Incorrect answer for binary division involving two TaylorScalars

[facusapienza21]

Hi!

I encounter this undesirable behaviour as I was doing some TaylorDiff:

derivative(x -> 1 + 1/x, 1.0, Val(1)) 
# returns -1.0, correct answer

derivative(x -> (x+1)/x, 1.0, Val(1))
# returns -2.0, should return -1.0

# If we change the order of the operations, this last example works
derivative(x -> 1/x*(x+1), 1.0, Val(1))
# returns -1.0

It seems that TaylorDiff.jl cannot handle very well the division of TaylorScalars, which is even more evident by looking at the following example:

derivative(x -> x/x, 1.0, Val(1))
# returns -1.0, should return 0.0

This behaviour is the same as when operating directly with TaylorScalars:

x_ty = TaylorScalar((1.0, 1.0))
# TaylorScalar{Float64, 1}(1.0, (1.0,))

x_ty / x_ty
# TaylorScalar{Float64, 1}(1.0, (-1.0,))

I tried to find the origin of this bug but I couldn't find it... I checked on the definition of the ration between TaylorScalars and it seems right, although it is difficult to debug with the @immutable macro in the definition.

Happy to help debugging this! Definitively something that needs to be solved soon!

[tansongchen]

Thanks for mentioning this. Earlier this month, I tried refactoring the code to use a macro to build the instructions to manipulate Taylor polynomials, in order to reduce hard-to-read generated functions everywhere. However, this line /~https://github.com/JuliaDiff/TaylorDiff.jl/blob/main/src/utils.jl#L94 accidentally introduced the error you mentioned.

I will fix this soon!

[facusapienza21]

Thank you @tansongchen ! Yeah, it would be great to fix it soon, since I don't know how much this is currently affecting the higher-order derivatives I am computing ;)

[tansongchen]

Solved by 29b1312

[facusapienza21]

Thank you @tansongchen ! Can you give me some light on what exactly these part of the code does? Or if you have some external reference that may help me understand this, I will appreciate it!

[tansongchen]

Sure! Here are the breakdowns:

1. Each function marked with @immutable converts a regular function to a @generated function, which makes it possible to utilize the size (P) info at compile time. This is needed because in Julia there is no simple way to generate a fixed-size NTuple that is recursively defined (element $j$ depends on $1,\cdots,j-1$), so I do that by knowing size at compile time and handle it correspondingly;
2. In the @generated function, expressions are transformed with function process. During these transformations, $P + 1$ variables are created, calculated and, at the end, combined into a NTuple and converted to a TaylorScalar finally. Specifically, v[i] are "magic names" that mark variables to be generated. As a mental model, you can imagine that v is a mutable fixed size array (like std::array in C++) initialized to be all zero(T).

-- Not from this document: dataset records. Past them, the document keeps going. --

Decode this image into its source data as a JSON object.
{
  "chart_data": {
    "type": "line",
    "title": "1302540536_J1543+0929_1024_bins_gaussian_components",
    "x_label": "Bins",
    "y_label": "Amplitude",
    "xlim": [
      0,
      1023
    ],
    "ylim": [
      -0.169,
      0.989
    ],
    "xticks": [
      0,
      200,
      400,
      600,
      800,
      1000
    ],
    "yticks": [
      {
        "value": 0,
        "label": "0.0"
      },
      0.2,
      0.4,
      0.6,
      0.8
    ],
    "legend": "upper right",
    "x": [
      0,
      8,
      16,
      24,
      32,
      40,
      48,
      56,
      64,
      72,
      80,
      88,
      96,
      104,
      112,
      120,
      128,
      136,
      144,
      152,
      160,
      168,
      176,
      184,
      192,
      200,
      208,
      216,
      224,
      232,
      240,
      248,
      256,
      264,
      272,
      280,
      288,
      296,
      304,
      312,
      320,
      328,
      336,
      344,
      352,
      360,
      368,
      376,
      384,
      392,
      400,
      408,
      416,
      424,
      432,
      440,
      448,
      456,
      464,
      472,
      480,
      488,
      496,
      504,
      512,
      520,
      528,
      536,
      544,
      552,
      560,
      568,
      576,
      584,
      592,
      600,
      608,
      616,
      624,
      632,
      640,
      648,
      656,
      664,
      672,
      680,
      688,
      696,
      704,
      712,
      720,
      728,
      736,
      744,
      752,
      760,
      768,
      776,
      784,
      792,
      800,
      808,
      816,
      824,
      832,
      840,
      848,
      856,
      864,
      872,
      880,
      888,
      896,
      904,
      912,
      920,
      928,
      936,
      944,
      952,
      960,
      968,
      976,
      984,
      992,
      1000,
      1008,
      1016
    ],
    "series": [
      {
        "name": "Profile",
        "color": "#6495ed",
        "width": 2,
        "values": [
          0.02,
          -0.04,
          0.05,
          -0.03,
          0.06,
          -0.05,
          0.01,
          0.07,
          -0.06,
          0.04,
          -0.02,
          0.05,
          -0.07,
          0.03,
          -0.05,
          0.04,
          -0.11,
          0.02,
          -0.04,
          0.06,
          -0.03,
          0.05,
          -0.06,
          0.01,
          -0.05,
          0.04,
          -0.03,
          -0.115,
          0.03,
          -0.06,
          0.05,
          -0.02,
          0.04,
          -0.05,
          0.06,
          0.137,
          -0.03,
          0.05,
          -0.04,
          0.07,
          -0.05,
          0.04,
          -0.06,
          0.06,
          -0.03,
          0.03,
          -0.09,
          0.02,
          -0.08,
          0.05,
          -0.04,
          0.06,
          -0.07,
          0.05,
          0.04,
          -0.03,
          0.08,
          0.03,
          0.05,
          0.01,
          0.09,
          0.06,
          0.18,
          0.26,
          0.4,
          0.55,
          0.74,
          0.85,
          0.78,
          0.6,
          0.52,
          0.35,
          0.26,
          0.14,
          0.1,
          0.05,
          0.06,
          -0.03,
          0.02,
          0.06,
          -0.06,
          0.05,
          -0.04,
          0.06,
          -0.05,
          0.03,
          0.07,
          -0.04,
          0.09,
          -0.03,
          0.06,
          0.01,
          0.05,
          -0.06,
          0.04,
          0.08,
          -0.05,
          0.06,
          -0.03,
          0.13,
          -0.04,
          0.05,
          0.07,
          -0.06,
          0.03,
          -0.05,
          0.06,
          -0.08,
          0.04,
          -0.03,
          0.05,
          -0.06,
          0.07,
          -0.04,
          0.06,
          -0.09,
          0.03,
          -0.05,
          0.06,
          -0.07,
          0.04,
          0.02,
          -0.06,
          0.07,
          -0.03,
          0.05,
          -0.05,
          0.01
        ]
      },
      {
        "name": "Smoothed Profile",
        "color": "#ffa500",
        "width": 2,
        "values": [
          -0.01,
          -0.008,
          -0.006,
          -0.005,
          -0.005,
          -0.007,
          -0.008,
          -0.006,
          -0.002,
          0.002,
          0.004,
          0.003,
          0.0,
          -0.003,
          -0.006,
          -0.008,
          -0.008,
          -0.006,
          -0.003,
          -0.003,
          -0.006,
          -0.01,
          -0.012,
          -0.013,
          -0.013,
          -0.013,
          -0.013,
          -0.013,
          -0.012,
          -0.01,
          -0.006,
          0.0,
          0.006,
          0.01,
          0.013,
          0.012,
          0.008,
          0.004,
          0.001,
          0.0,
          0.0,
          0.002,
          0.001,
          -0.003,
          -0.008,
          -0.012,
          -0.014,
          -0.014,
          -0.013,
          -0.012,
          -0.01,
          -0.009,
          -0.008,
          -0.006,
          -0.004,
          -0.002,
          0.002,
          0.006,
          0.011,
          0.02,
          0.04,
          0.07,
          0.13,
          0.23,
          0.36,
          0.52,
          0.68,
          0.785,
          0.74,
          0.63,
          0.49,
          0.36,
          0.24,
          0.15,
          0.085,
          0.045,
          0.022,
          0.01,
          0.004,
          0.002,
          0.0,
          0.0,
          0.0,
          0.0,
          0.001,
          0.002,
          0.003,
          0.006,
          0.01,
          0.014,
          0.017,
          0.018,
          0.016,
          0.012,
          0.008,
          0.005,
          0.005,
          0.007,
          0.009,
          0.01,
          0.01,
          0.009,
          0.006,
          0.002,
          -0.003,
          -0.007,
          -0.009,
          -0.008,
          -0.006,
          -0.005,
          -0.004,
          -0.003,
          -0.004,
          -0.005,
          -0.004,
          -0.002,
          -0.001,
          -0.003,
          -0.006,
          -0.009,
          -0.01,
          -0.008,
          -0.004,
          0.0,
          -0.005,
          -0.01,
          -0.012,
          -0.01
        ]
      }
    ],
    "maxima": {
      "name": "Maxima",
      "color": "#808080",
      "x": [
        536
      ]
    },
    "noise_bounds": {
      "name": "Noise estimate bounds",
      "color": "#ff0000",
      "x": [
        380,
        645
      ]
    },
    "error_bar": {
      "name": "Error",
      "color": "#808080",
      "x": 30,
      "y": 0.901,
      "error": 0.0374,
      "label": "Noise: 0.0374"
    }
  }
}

The incorrectness happens because I want to replace the first += or -= assignment to these variables to be = (or else they are undefined), however I forgot to handle the case where the first assignment to a variable is =. The diff in the commit above is only 1 line: take all assignments into account and remember the "legal" names to be added into.

These are hacky and might not be very robust, but did make the functions like *, /, exp easy to read and correspond better to mathematical formulas. If you find that it doesn't work in some scenarios, please let me know...

[tansongchen]

In addition, could you let me know what specific problems you are currently solving that require higher-order autodiff?

[facusapienza21]

Thank you for the clarification @tansongchen !

I recently started exploring higher-order AD and nested AD features in Julia. (See for example my recent project SphereUDE.jl, where the goal is to use UDEs to fit directional data with regularization. Sorry the docs are not updated, I will do soon!) I am in a very exploratory phase of applications of higher-order derivatives for other problems, for example to evaluate the smoothness of a given numerical solution.

Hopefully I will keep using the library and we can collaborate!

[tansongchen]

Thank you for introducing your project, it looks really cool! Sure, let me know if there's anything we can collaborate on.